With Christmas quickly approaching and a house full of kids with Autism, we are bracing ourselves for a very challenging couple of weeks. Christmas is every kids favorite holiday and our kids are no exception. The difference is how our kids handle things.
What kid doesn’t get excited about opening presents or eating tons of Christmas cookies. Most kids are able to manage, especially with the help of their parents.
Kids on the Autism spectrum tend not to manage so well, even with the help of their parents. The anticipation of opening presents, wondering/worrying about what they’re getting and all the other excitement associated with the holiday’s, can be extremely overwhelming. As Autism parents, we know what overwhelming can lead to and that’s the dreaded meltdown.
I’ve always referred to this as fallout. After every major holiday, there’s almost always at least some fallout. Our goal is limit this fallout as much as possible because it’s miserable for our kids when they’re going through it and a nightmare for us trying to manage them while they’re going through it.

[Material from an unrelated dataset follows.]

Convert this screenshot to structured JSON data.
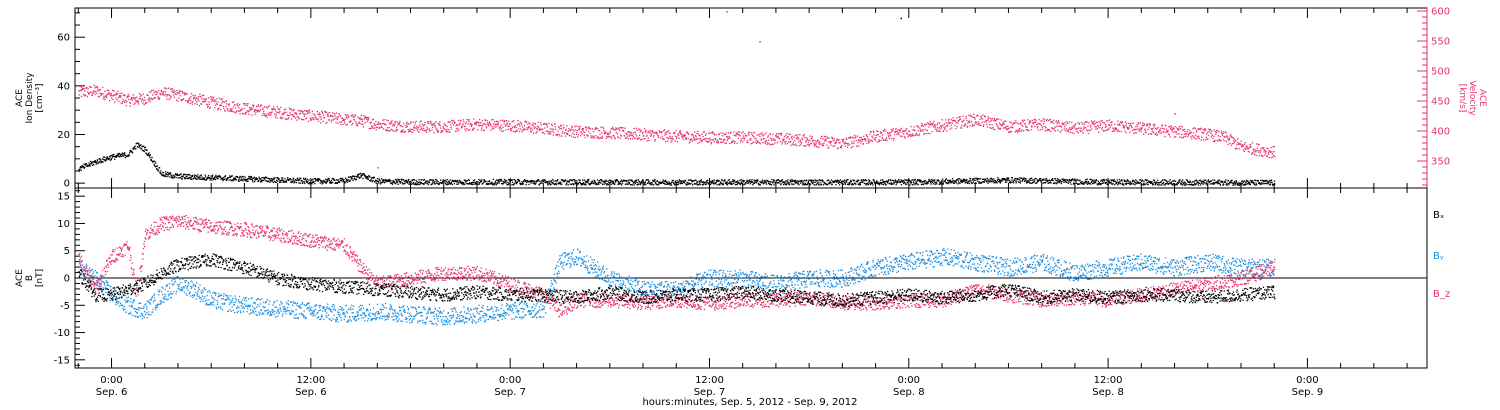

Every single year, my wife and I do our best to find some sort of balance between celebrating the holiday and surviving it.
This year, we’ve decided to go to a party on Lizze’s side of the family. We haven’t been to one in a long time, but not because we didn’t want to be there. It’s all about making decisions that are in the best interests of those who are most profoundly impacted by our decisions.

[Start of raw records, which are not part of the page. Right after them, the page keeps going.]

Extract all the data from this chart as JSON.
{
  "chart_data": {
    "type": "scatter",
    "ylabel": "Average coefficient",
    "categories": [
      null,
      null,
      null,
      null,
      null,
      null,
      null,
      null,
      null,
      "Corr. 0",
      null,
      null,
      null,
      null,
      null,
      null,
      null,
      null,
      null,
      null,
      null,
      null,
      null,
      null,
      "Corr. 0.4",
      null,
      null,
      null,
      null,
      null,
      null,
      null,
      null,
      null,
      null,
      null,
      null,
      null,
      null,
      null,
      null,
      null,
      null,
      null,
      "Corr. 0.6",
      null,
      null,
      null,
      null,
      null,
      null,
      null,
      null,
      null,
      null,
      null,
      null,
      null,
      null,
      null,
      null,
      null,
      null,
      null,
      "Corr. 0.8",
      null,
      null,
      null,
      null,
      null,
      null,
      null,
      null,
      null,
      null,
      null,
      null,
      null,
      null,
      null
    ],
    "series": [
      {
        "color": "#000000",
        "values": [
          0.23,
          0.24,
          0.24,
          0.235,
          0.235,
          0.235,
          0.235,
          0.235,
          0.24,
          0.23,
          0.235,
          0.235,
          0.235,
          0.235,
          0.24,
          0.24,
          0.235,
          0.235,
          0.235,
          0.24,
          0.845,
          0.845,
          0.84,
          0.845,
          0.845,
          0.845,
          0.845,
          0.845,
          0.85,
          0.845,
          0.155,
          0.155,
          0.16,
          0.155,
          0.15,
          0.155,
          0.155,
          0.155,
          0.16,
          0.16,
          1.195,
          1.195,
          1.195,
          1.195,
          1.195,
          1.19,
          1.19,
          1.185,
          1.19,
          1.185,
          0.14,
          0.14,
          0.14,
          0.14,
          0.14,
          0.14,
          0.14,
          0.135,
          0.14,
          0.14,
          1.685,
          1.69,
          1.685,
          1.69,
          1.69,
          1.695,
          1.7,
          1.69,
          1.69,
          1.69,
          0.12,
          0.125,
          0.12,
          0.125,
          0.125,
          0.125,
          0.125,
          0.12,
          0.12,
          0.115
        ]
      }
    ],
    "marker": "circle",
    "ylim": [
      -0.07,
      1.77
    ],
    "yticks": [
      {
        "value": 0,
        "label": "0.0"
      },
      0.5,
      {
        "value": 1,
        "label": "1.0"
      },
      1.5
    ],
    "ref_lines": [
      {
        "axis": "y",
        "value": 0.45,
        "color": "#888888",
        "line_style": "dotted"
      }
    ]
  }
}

I wish there was an easier way to make it through this time of year, especially for our kids. Unfortunately, aside from scrapping the holiday all together, and trust me, the thought has entered my mind before, all we can do is try to find balance.
We have to consider a great many things when figuring out what we should do.

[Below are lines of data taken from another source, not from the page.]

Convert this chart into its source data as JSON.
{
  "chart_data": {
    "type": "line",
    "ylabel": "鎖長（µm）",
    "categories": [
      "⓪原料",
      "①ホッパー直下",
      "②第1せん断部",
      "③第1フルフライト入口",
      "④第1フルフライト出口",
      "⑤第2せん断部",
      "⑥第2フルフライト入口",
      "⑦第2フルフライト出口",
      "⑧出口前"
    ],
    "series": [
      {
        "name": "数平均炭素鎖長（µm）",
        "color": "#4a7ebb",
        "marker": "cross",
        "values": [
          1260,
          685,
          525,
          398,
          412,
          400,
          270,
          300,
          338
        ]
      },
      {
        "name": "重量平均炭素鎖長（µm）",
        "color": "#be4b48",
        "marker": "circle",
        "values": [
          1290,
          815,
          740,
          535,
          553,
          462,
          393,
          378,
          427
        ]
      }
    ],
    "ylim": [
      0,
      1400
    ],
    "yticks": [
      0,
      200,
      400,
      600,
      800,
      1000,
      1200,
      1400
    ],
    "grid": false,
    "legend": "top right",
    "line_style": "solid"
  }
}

What can the kids handle without putting them over the edge? What can we handle without the kids putting us over the edge? It’s a very blurry line and we’ve yet to find the perfect solution.
We always make sure that the boys have their tablets with them, in case they need to escape for a little while and decompress. Maybe they listen to music or watch a video to calm down. We limit the amount of time we’re there as well. Sometimes, a little bit goes a long way. Most importantly however, we try to follow their lead. If they’re getting overwhelmed or nearing the limits of their abilities to cope, we help them. If we can’t help them through it, we pull the plug, head home and decompress.
This year, we will be spending a little more time with family and less time at home. We’re excited to be with our families because we love and miss them. At the same time, we also know there will likely be a price for going.
Like I said, it’s all about balance. Trial and error is really the only way to move forward. If it works, great, we keep moving. If it doesn’t, we take a few steps back and change course.
What do you do to minimize the impact that the holidays can have in your child with Autism?